Plusieurs chaînes ou journaux se sont donc interrogés à voix haute sur la possibilité de ne plus diffuser ces interventions du Président dans leur intégralité, sans aller jusqu’à réellement mettre la menace à exécution. Certes, le New York Times ne retransmet plus la conférence de presse sur son site, mais on peut la voir sur le site du Washington Post ou du Chicago Tribune. Certaines chaînes ne diffusent plus l’intégralité de la conférence de presse ou interrompent la retransmission ponctuellement (pour des publicités, le bulletin météo, des flashs d’information locale,…), mais on peut toujours voir le Président en direct vers 17h – 17h30 tous les jours sur au moins neuf canaux4Le 2 avril, six chaînes d’information en continu – MSNBC, Fox News, Fox Business, CNBC, Bloomberg TV et CNN – mais aussi trois chaînes généralistes – CBS, NBC, Fox – tandis que ABC ne retransmet la conférence de presse que sur son site internet..

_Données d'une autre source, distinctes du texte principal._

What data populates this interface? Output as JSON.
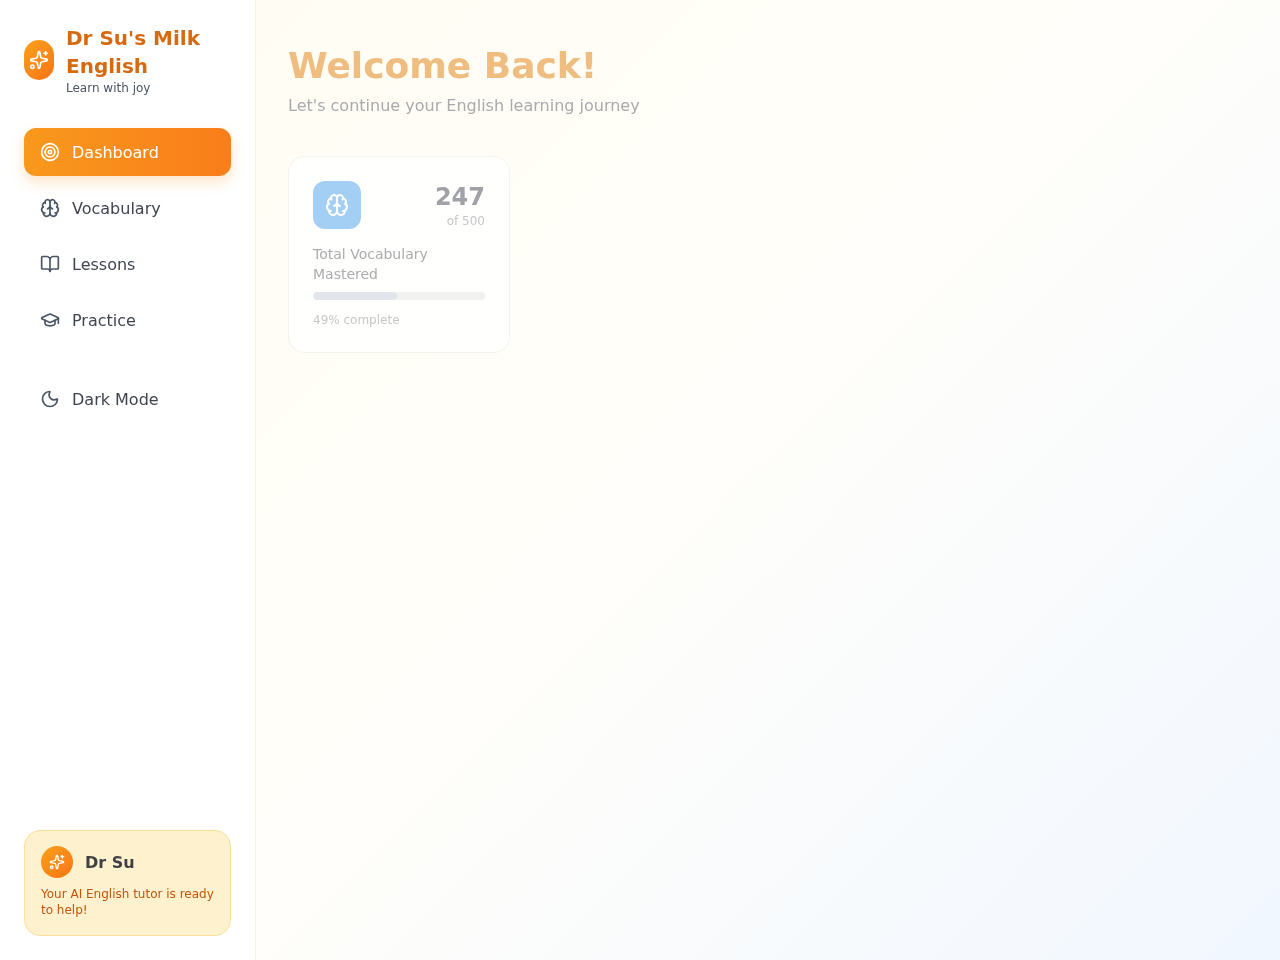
{
  "brand": {
    "title": "Dr Su's Milk English",
    "tagline": "Learn with joy"
  },
  "nav": [
    {
      "label": "Dashboard",
      "selected": true
    },
    {
      "label": "Vocabulary",
      "selected": false
    },
    {
      "label": "Lessons",
      "selected": false
    },
    {
      "label": "Practice",
      "selected": false
    }
  ],
  "theme_toggle": {
    "label": "Dark Mode"
  },
  "tutor_card": {
    "name": "Dr Su",
    "message": "Your AI English tutor is ready to help!"
  },
  "header": {
    "title": "Welcome Back!",
    "subtitle": "Let's continue your English learning journey"
  },
  "stats": [
    {
      "value": "247",
      "total": "of 500",
      "label": "Total Vocabulary Mastered",
      "level": 0.49,
      "progress_text": "49% complete"
    }
  ]
}
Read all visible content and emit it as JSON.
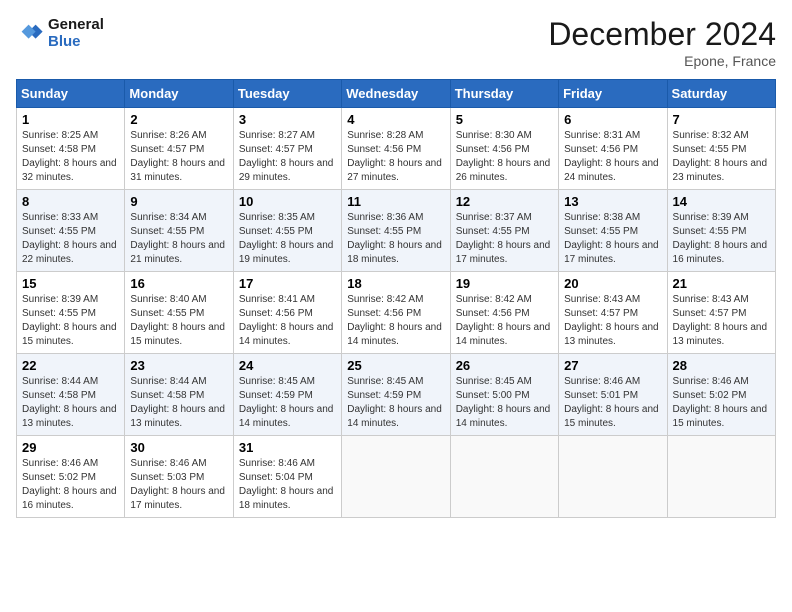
{
  "logo": {
    "line1": "General",
    "line2": "Blue"
  },
  "title": "December 2024",
  "location": "Epone, France",
  "days_of_week": [
    "Sunday",
    "Monday",
    "Tuesday",
    "Wednesday",
    "Thursday",
    "Friday",
    "Saturday"
  ],
  "weeks": [
    [
      {
        "day": "1",
        "sunrise": "8:25 AM",
        "sunset": "4:58 PM",
        "daylight": "8 hours and 32 minutes."
      },
      {
        "day": "2",
        "sunrise": "8:26 AM",
        "sunset": "4:57 PM",
        "daylight": "8 hours and 31 minutes."
      },
      {
        "day": "3",
        "sunrise": "8:27 AM",
        "sunset": "4:57 PM",
        "daylight": "8 hours and 29 minutes."
      },
      {
        "day": "4",
        "sunrise": "8:28 AM",
        "sunset": "4:56 PM",
        "daylight": "8 hours and 27 minutes."
      },
      {
        "day": "5",
        "sunrise": "8:30 AM",
        "sunset": "4:56 PM",
        "daylight": "8 hours and 26 minutes."
      },
      {
        "day": "6",
        "sunrise": "8:31 AM",
        "sunset": "4:56 PM",
        "daylight": "8 hours and 24 minutes."
      },
      {
        "day": "7",
        "sunrise": "8:32 AM",
        "sunset": "4:55 PM",
        "daylight": "8 hours and 23 minutes."
      }
    ],
    [
      {
        "day": "8",
        "sunrise": "8:33 AM",
        "sunset": "4:55 PM",
        "daylight": "8 hours and 22 minutes."
      },
      {
        "day": "9",
        "sunrise": "8:34 AM",
        "sunset": "4:55 PM",
        "daylight": "8 hours and 21 minutes."
      },
      {
        "day": "10",
        "sunrise": "8:35 AM",
        "sunset": "4:55 PM",
        "daylight": "8 hours and 19 minutes."
      },
      {
        "day": "11",
        "sunrise": "8:36 AM",
        "sunset": "4:55 PM",
        "daylight": "8 hours and 18 minutes."
      },
      {
        "day": "12",
        "sunrise": "8:37 AM",
        "sunset": "4:55 PM",
        "daylight": "8 hours and 17 minutes."
      },
      {
        "day": "13",
        "sunrise": "8:38 AM",
        "sunset": "4:55 PM",
        "daylight": "8 hours and 17 minutes."
      },
      {
        "day": "14",
        "sunrise": "8:39 AM",
        "sunset": "4:55 PM",
        "daylight": "8 hours and 16 minutes."
      }
    ],
    [
      {
        "day": "15",
        "sunrise": "8:39 AM",
        "sunset": "4:55 PM",
        "daylight": "8 hours and 15 minutes."
      },
      {
        "day": "16",
        "sunrise": "8:40 AM",
        "sunset": "4:55 PM",
        "daylight": "8 hours and 15 minutes."
      },
      {
        "day": "17",
        "sunrise": "8:41 AM",
        "sunset": "4:56 PM",
        "daylight": "8 hours and 14 minutes."
      },
      {
        "day": "18",
        "sunrise": "8:42 AM",
        "sunset": "4:56 PM",
        "daylight": "8 hours and 14 minutes."
      },
      {
        "day": "19",
        "sunrise": "8:42 AM",
        "sunset": "4:56 PM",
        "daylight": "8 hours and 14 minutes."
      },
      {
        "day": "20",
        "sunrise": "8:43 AM",
        "sunset": "4:57 PM",
        "daylight": "8 hours and 13 minutes."
      },
      {
        "day": "21",
        "sunrise": "8:43 AM",
        "sunset": "4:57 PM",
        "daylight": "8 hours and 13 minutes."
      }
    ],
    [
      {
        "day": "22",
        "sunrise": "8:44 AM",
        "sunset": "4:58 PM",
        "daylight": "8 hours and 13 minutes."
      },
      {
        "day": "23",
        "sunrise": "8:44 AM",
        "sunset": "4:58 PM",
        "daylight": "8 hours and 13 minutes."
      },
      {
        "day": "24",
        "sunrise": "8:45 AM",
        "sunset": "4:59 PM",
        "daylight": "8 hours and 14 minutes."
      },
      {
        "day": "25",
        "sunrise": "8:45 AM",
        "sunset": "4:59 PM",
        "daylight": "8 hours and 14 minutes."
      },
      {
        "day": "26",
        "sunrise": "8:45 AM",
        "sunset": "5:00 PM",
        "daylight": "8 hours and 14 minutes."
      },
      {
        "day": "27",
        "sunrise": "8:46 AM",
        "sunset": "5:01 PM",
        "daylight": "8 hours and 15 minutes."
      },
      {
        "day": "28",
        "sunrise": "8:46 AM",
        "sunset": "5:02 PM",
        "daylight": "8 hours and 15 minutes."
      }
    ],
    [
      {
        "day": "29",
        "sunrise": "8:46 AM",
        "sunset": "5:02 PM",
        "daylight": "8 hours and 16 minutes."
      },
      {
        "day": "30",
        "sunrise": "8:46 AM",
        "sunset": "5:03 PM",
        "daylight": "8 hours and 17 minutes."
      },
      {
        "day": "31",
        "sunrise": "8:46 AM",
        "sunset": "5:04 PM",
        "daylight": "8 hours and 18 minutes."
      },
      null,
      null,
      null,
      null
    ]
  ],
  "labels": {
    "sunrise": "Sunrise:",
    "sunset": "Sunset:",
    "daylight": "Daylight:"
  }
}
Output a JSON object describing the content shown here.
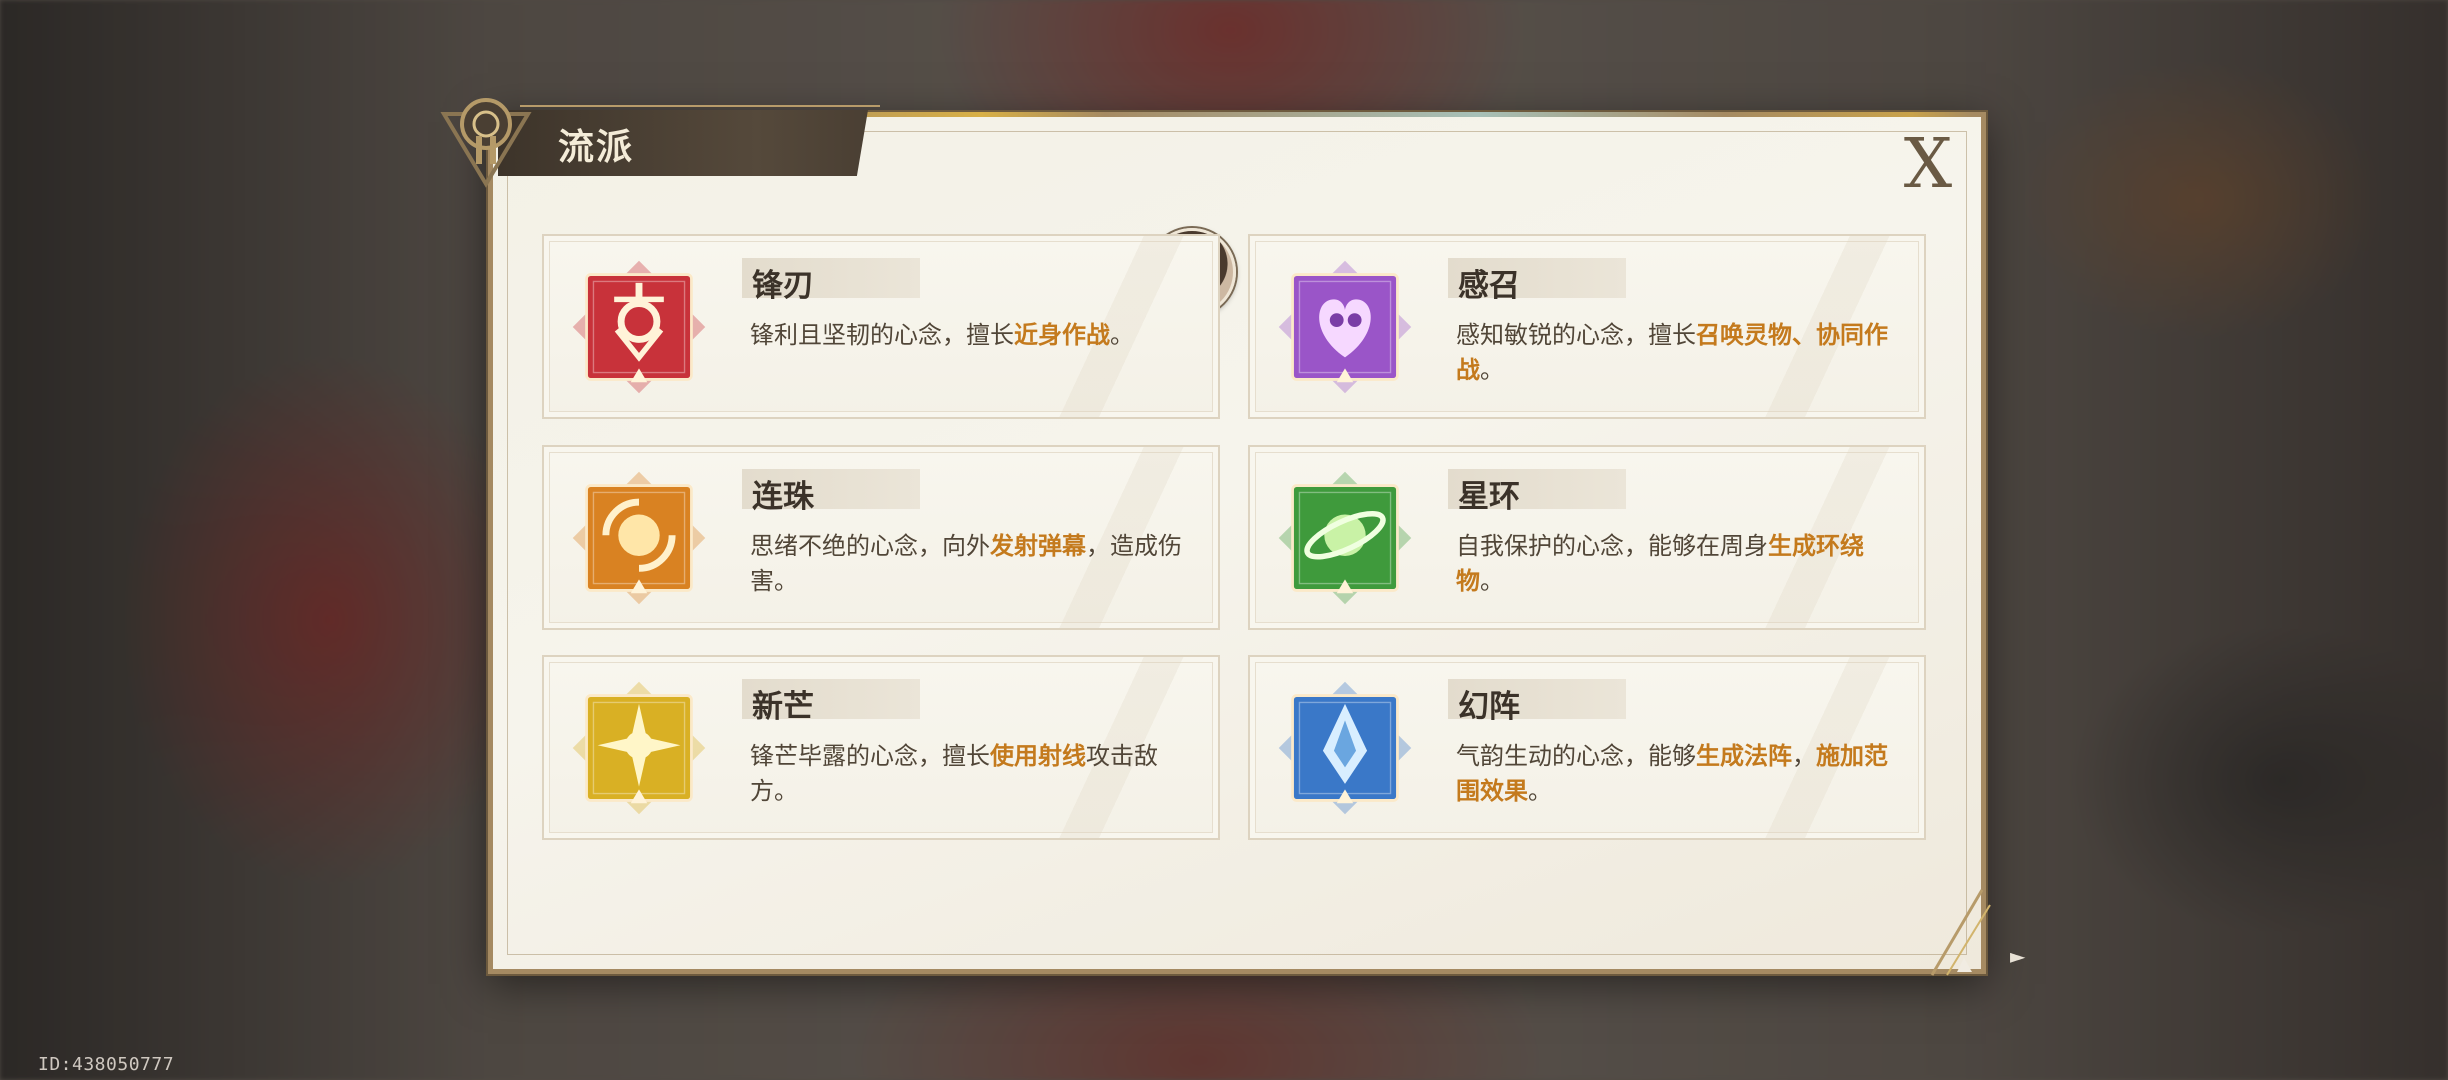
{
  "panel": {
    "title": "流派",
    "close_label": "X"
  },
  "schools": [
    {
      "name": "锋刃",
      "desc_pre": "锋利且坚韧的心念，擅长",
      "desc_hl": "近身作战",
      "desc_post": "。",
      "icon": "blade-icon",
      "color": "#c8323a"
    },
    {
      "name": "感召",
      "desc_pre": "感知敏锐的心念，擅长",
      "desc_hl": "召唤灵物、协同作战",
      "desc_post": "。",
      "icon": "summon-icon",
      "color": "#9a55c8"
    },
    {
      "name": "连珠",
      "desc_pre": "思绪不绝的心念，向外",
      "desc_hl": "发射弹幕",
      "desc_post": "，造成伤害。",
      "icon": "barrage-icon",
      "color": "#d98222"
    },
    {
      "name": "星环",
      "desc_pre": "自我保护的心念，能够在周身",
      "desc_hl": "生成环绕物",
      "desc_post": "。",
      "icon": "orbit-icon",
      "color": "#3f9a3c"
    },
    {
      "name": "新芒",
      "desc_pre": "锋芒毕露的心念，擅长",
      "desc_hl": "使用射线",
      "desc_post": "攻击敌方。",
      "icon": "ray-icon",
      "color": "#d9b024"
    },
    {
      "name": "幻阵",
      "desc_pre": "气韵生动的心念，能够",
      "desc_hl": "生成法阵",
      "desc_mid": "，",
      "desc_hl2": "施加范围效果",
      "desc_post": "。",
      "icon": "array-icon",
      "color": "#3a78c8"
    }
  ],
  "footer": {
    "id_text": "ID:438050777"
  },
  "colors": {
    "accent": "#c47a1d",
    "frame": "#a58a62",
    "panel_bg": "#f5f3ea"
  }
}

Le Président est de toute façon gagnant dans tous les scénarii : s’il est diffusé, il a une tribune ; si les questions des journalistes le placent devant ses contradictions, il se contente de les accuser de mensonge et d’être partisans ; si certains journalistes renoncent à lui poser des questions piégeuses, il n’hésitera pas à dire que même les médias démocrates ne le critiquent plus – on se souvient que le jour de son acquittement par le Sénat républicain lors de la procédure d’impeachment, Trump brandissait triomphalement la Une du Washington Post pour commencer son allocution de « victoire » ; et si les conférences de presse ne sont plus diffusées, le Président sera ravi de fustiger les médias qui refusent de transmettre aux citoyens la parole présidentielle en temps de crise et de se poser à nouveau en candidat anti-système mal-traité par les médias.
D’où une frustration grandissante de la presse et des médias télévisuels, qui cherchent encore, 3 ans après l’élection de 2016 et à 6 mois de la prochaine échéance présidentielle, le bon angle pour assurer leur mission d’information sans tomber dans le piège de la polarisation à outrance et de la politique « show-biz » que leur tend Donald Trump.
pourquoi ne pas mettre des compteurs de temps en surimpressions sur l’image du direct: compteur de chiffres donnés ; compteur de mesures prises; compteur de propos de campagne; compteur d’insultes ?
Les chaînes d’info en continue essayent d’utiliser au mieux les bandeaux déroulants pendant les conférences de presse. Fox News pour louer l’action du Président, CNN ou MSNBC pour au contraire essayer de souligner les incohérences, les déclarations maladroites ou problématiques, etc. Mais le “fact checking” en direct et en une phrase est un exercice compliqué, encore plus compte tenu des nombreux éléments qu’il conviendrait de vérifier, préciser ou démentir à chaque intervention du Président. Certains correspondants à la Maison Blanche s’efforcent également de citer en direct le Président pour lui demander de commenter ses propres déclarations, sans succès, comme en témoigne par exemple cette vidéo.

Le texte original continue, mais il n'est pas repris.